Homework Help: Approximating uncertainty

1. Sep 1, 2004

physicsss

Can someone get me started with finding the approximate uncertainty of the area of a circle with a radius of 2.0 cm?

Thanks,
Yours

2. Sep 1, 2004

Tide

Ask yourself by what amount will the area of the circle change if you introduced a small error in the radius of the circle?

3. Sep 2, 2004

physicsss

um...

Can you give me the answer so I know if I'm doing this right? (I need to show work for full credit anyway)

4. Sep 2, 2004

Tide

Tell us what you did so far and I'm sure someone will provide further guidance! :-)

5. Sep 2, 2004

physicsss

I found the area of both pi*(2.0+0.1)^2 and pi*(2.0-0.1)^2, which is 13.9 and 11.3, respectively.

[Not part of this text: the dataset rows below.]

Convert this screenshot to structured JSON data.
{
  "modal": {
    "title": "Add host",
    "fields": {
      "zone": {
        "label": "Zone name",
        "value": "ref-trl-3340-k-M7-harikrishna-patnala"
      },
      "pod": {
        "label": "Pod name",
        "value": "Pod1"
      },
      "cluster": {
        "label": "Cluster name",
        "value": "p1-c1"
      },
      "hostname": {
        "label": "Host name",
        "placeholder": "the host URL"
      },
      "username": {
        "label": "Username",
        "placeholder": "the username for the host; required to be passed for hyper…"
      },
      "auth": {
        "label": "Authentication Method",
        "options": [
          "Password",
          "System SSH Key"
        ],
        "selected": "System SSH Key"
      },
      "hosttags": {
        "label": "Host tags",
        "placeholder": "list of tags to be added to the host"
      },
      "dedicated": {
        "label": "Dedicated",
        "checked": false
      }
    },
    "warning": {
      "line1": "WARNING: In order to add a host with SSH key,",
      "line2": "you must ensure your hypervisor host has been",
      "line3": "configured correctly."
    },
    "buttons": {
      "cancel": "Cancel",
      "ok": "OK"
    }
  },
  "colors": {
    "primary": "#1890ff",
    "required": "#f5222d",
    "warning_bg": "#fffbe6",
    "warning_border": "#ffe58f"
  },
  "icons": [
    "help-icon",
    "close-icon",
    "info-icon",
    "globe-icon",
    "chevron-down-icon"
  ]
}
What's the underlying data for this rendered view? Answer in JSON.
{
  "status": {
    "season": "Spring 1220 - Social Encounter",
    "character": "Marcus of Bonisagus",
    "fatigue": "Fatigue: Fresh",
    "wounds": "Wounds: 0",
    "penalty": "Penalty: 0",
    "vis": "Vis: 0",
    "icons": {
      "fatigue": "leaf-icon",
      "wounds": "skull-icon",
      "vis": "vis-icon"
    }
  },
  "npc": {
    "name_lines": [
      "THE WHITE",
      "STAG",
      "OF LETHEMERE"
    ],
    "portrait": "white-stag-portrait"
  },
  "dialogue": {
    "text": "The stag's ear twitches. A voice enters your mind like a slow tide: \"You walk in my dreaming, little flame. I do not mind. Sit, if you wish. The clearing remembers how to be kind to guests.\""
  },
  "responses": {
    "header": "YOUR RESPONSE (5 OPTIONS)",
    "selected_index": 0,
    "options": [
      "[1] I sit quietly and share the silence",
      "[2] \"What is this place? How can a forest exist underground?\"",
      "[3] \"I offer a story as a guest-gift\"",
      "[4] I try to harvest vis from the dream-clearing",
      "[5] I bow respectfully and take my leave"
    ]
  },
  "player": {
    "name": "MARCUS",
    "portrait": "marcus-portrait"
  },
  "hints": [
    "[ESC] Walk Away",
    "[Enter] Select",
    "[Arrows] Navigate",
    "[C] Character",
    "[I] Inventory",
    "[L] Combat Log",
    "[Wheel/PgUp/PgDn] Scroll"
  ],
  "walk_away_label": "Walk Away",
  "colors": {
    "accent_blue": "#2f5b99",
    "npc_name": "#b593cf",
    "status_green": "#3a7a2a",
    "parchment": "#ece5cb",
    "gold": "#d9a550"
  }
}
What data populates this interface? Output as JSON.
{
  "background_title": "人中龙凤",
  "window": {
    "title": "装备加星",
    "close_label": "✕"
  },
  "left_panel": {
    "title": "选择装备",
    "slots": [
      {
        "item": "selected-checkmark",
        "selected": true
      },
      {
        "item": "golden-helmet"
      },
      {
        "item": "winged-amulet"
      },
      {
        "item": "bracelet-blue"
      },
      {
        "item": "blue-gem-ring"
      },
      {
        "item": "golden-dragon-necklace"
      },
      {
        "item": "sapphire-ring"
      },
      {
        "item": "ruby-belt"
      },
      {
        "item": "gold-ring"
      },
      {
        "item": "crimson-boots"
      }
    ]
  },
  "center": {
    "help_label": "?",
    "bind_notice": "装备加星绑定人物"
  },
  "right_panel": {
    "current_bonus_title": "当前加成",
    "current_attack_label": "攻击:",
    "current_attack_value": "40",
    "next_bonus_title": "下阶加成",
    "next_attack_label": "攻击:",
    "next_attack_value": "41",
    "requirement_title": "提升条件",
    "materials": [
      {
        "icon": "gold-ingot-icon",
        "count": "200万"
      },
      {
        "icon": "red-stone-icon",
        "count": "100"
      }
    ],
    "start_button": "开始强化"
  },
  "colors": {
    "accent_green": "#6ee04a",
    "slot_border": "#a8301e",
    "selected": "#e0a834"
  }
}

I also found the area of pi*(2.0)^2, which is 12.6. Then I got stuck.

6. Sep 2, 2004

Tide

That's a good start! Generally, the error in area will be related to the error in measuring the radius by $\delta A = 2\pi r \delta r[/tex] which is essentially what you have for the specific case that [itex]\delta r = 0.1$ and $r = 2$. ($\delta$ means "error" or "deviation.")

7. Sep 2, 2004

physicsss

So the final answer is 2.8 X 10^9 +/- 1.3?

Last edited: Sep 2, 2004
8. Sep 2, 2004

Tide

I would refine it just a little. The radius was given to two significant digits meaning that it is given to the nearest 0.1 centimeters from which I would use $\pm 0.5$ for the error in r.

9. Sep 2, 2004

physicsss

Thank you for your help, Tide!

10. Sep 2, 2004

I'm being asked to compute the uncertantity of air density that i calculated using pv=nrt. I have a uncertanty of .1 on the barometer, and .5 degrees for temperature, but the equation in my fluid mechanics book is too complicated. I can't draw what they're trying to say. The formula has to do with like 3 terms squared to the ^1/2 power. I just can't get over all the complicated lingo, I know its really easy. My recitation teacher explained it, but I'm having a brain freeze, anybody?

11. Sep 2, 2004

Chronos

It appears you should be using the formula
$$D =\frac{P}{RT}$$
where:
D = density, kg/m3
P = pressure, Pascals ( multiply mb by 100 to get Pascals)
R = gas constant , J/(kg*degK) = 287.05 for dry air
T = temperature, degK = deg C + 273.15

12. Sep 2, 2004

Tide

I don't know whether I can make it any easier but essentially you just need to substitute numbers into the equation

$$\frac {\delta n}{n} = \sqrt{ \left( \frac{\delta v}{v} \right)^2 + \left( \frac{\delta p}{p} \right)^2 + \left( \frac{\delta T}{T} \right)^2}$$

The symbol $\delta$ means "deviation" or "error" of a given quantity. Note that generally a quantity such as $\frac {\delta n}{n}$ is called the "relative error."